Custom JAAS login module for Application login configuration

[mue...@ca.com]

Hi,

I am using WAS 6.x on Windows 2003 server.

I have created a custom JAAS login module, then I created a WAS JAAS Application login configuration containing the custom login module.
The Application login configuration also has the ltpa login module configured, since a WSCredential and WSPrincipal object should also be created when this application login configuration is used. (I followed the steps described in http://www-128.ibm.com/developerworks/websphere/techjournal/0508_benantar/0508_benantar.html#sec5)

The login modules in the application login configuration are ordered 1.my custom login module, 2.ltpa login module.
The ltpa login module fails at the commit stage, because the WSCredential object is null.
The ltpa login module is seeing the WSCREDENTIAL_ properties in the hashtable but doesn't seem to be creating the WSCredential and WSPrincipal objects.

What do I need to do to create the WSCredential and WSPrincipal objects when using a custom login module in an application login configuration?

thx

[Paul Ilechko]

Why did you create an application login configuration rather than add
your login module to an existing system configuration as described in
the article ? I'm not sure there is any good reason to do that - to my
mind, application configurations are useful to create a temporary
credential for a remote realm on the current thread in order to call out
to a remote server. The system configuration is really what you should
be using to create WAS credentials and propagate them appropriately.

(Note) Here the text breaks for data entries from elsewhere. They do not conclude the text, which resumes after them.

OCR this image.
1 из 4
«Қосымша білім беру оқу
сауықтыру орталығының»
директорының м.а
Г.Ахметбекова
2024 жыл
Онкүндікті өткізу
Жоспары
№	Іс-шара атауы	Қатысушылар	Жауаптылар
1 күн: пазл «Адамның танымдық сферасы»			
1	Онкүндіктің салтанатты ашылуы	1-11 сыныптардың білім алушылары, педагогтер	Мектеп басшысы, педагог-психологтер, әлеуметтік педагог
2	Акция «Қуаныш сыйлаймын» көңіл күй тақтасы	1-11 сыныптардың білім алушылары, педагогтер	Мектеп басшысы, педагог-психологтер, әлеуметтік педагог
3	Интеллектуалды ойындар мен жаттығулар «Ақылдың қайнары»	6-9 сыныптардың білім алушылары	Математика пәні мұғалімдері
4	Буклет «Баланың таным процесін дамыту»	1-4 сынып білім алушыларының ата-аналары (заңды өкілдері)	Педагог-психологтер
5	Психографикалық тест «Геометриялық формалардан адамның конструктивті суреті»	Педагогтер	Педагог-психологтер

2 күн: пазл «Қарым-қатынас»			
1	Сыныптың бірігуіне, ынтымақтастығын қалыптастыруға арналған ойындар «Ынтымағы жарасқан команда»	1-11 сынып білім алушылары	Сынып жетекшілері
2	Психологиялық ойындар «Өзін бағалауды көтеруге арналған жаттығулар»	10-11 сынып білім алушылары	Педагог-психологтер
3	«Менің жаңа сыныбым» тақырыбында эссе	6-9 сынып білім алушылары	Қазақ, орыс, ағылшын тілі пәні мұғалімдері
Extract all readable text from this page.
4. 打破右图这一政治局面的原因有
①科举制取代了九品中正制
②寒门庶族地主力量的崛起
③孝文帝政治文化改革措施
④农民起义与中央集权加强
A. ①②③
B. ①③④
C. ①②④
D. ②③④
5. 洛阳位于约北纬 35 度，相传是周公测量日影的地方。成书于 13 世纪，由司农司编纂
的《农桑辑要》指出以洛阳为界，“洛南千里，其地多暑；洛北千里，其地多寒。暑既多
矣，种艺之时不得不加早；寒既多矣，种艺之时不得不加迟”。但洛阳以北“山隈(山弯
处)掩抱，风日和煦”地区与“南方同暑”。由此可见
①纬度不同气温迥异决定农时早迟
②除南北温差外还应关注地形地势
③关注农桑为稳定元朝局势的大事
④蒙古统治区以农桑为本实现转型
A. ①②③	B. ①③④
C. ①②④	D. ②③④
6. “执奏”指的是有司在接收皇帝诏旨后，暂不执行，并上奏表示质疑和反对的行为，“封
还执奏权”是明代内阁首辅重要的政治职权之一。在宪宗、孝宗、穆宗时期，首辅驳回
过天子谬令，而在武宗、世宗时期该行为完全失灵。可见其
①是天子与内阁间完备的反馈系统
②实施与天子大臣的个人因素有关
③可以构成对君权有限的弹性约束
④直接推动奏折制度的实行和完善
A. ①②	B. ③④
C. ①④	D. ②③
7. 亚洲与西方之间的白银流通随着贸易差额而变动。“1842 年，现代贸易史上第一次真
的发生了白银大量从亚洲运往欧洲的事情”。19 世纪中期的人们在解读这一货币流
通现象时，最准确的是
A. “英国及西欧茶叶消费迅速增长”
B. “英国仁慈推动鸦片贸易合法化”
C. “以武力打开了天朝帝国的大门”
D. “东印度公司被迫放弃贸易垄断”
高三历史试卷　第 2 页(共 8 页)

Also, LTPA requires two standard login modules, the LtpaLoginModule and
the WsMapDefaultInboundLoginModule. These are both on the web-inbound
system configuration.

Paul.

[mue...@ca.com]

I created an applicatin login configuration since to my knowledge I can't use a system login to validate a SOAP document (using SOAP/HTTP).

The application I am trying to protect is a jax-rpc web service, but the security token I am using is a proprietary token (not wrapped in a WS-Security header). The web services security mechanisms offered by WebSphere all seem to require that the token be wrapped in a WS-Security header.

I can't see any way of accessing the SOAP document from a system login, and changing the security token is not an option either.

While prototyping I used the WSLogin application login configuration and it created the WAS credentials. I would like to try to emulate this behaviour using a custom login module.

thx,
Heidi

[mue...@ca.com]

Thanks for the link.

I have already followed that path but found that unless I wrapped the custom token in a WS-Security header my custom token consumer would not be called.

Only when my XML doc contained:
<wsse:Security xmlns:wsse="http://docs.oasis-open.org/wss/2004/01/oasis-200401-wss-username-token-profile-1.0" SOAP-ENV:mustUnderstand="1">
....elements containing the custom token
</wsse:Security>

would WebSphere recognise that it needed to handle my custom token.

At this point in time, I need to be able to support tokens which do not have the wsse:Security block around them.
Is this scenario supported by token consumers?
Was the problem I had related to configuration of the token consumer?

I found that the token consumer would work if it was inside a wsse:Security element. When I removed the wsse:Security element it was no longer called.

thx,
Heidi

[Paul Ilechko]

mue...@ca.com wrote:
> I created an applicatin login configuration since to my knowledge I
> can't use a system login to validate a SOAP document (using
> SOAP/HTTP).
>
> The application I am trying to protect is a jax-rpc web service, but
> the security token I am using is a proprietary token (not wrapped in
> a WS-Security header). The web services security mechanisms offered
> by WebSphere all seem to require that the token be wrapped in a
> WS-Security header.
>
> I can't see any way of accessing the SOAP document from a system
> login, and changing the security token is not an option either.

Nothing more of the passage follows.